The chamber’s memorandum contains a general attack on the Bill, its effect on investment and its unconstitutionality, as well as a painstakingly thorough analysis of every clause.
The chamber focuses on the following areas:
l Expropriation
Many consider the Bill’s current proposals to be for expropriation without payment of compensation. It automatically ends all “old order rights”, automatically deregisters all title deeds to old order mineral rights and requires the erstwhile holders of those rights to motivate why they should be regranted to them.
The government argues that rather than transferring mineral rights to the state, the Bill extinguishes all mineral rights, including those currently held by the state. But the Bill does not just transfer mineral rights to the state.
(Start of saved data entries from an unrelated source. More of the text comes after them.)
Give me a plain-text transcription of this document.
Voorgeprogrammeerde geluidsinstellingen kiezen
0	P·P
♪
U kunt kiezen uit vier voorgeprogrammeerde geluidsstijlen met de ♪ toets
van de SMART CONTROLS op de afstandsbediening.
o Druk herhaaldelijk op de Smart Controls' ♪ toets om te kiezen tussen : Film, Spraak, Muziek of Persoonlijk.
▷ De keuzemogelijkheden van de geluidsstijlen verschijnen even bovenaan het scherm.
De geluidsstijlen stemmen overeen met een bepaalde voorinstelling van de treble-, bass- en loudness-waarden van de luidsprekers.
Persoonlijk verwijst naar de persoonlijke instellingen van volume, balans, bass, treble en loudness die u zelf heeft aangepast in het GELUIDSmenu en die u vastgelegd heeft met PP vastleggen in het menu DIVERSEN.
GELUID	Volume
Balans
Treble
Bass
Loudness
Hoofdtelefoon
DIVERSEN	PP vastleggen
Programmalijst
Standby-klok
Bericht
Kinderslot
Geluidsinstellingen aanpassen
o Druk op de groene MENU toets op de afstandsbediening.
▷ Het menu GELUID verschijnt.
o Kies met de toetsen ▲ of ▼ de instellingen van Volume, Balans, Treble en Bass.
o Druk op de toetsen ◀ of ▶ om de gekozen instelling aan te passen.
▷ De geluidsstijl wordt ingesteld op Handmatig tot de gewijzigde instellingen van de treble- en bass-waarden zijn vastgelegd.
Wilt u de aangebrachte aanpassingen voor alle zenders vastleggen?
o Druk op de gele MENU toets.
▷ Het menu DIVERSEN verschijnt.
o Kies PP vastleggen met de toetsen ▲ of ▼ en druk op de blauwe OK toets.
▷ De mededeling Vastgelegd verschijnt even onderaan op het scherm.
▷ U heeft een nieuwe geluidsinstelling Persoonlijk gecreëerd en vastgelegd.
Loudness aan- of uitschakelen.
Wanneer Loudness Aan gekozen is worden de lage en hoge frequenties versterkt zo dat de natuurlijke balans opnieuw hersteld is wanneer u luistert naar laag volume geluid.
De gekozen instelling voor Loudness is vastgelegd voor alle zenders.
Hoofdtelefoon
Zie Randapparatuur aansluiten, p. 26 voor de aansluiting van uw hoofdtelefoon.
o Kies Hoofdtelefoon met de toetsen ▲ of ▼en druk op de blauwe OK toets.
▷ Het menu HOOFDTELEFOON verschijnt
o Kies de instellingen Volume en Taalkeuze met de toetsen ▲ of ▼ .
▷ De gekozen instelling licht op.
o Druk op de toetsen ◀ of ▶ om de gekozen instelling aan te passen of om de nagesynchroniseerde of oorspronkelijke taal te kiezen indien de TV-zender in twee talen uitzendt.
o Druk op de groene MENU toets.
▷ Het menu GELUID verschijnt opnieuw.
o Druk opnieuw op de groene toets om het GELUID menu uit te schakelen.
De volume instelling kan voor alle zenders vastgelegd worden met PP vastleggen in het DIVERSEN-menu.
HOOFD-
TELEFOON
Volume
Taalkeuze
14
It also gives the government the right to decide how mines should operate and what royalties it should receive.
Rather than providing continuity for existing rights holder, especially those running mining operations, the Bill requires that all make new applications for the rights they have previously held, justifying why those rights should not be given to another party.
Critics argue that the Bill should rather automatically convert current prospecting and mining rights to rights under the new regime.
l Discretions
An area that receives particular criticism from the chamber and other parties is the quality and transparency of administration for which it provides.
In many areas of the Bill, decisions on the granting or suspension of mining and prospecting rights depend on ministerial discretion, while few specific or objective criteria are provided for the exercise of such discretions. The draft Bill often refers to undefined criteria, such as “suitable person”, “the national interest”, “in his or her opinion”. The vagueness of such terms, it is argued, makes it difficult to predict with any certainty how the minister is likely to make decisions. This in turn makes it extremely difficult to make investment decisions.
A further concern in legal circles is that clause 62 of the Bill even allows the minister to exempt applicants from any of the usual conditions needed for a successful application for a prospecting or mining right.
l Duration of mining rights
The Bill does not specify how the duration of mining rights should be decided. The only certainty is that rights will not be granted for longer than 25 years. As difficult to predict are the duration of prospecting rights, for which no minimum period is specified.
The chamber also argues that much of the Bill runs foul of accepted international principles for transparent public administration. The government responds that other laws, such as the Promotion of Administrative Justice Act, guarantee transparency. But even with transparency, the draft Bill in many areas provides scant benchmarks for assessing discretionary decisions. The Bill does not explicitly provide for a right of judicial appeal.
In addition to the general provisions for mineral rights, two resource sectors receive special treatment in the Bill diamonds and oil. The Bill proposes a substantial shake-up of the regulation of the diamond sector. More importantly it proposes retaining an export duty on diamonds, which has long been criticised by De Beers.
The Bill goes even further than current legislation by allowing the government to impose an export duty even when the diamond company concerned has offered the stones to a local diamond cutting company. Diamonds are already the only mineral export to incur an export duty.
In the oil and gas sector, the Bill proposes setting up a petroleum agency under the Central Energy Fund that would have wide powers to vet, stop or intervene in the exploration and development of oil and gas reserves.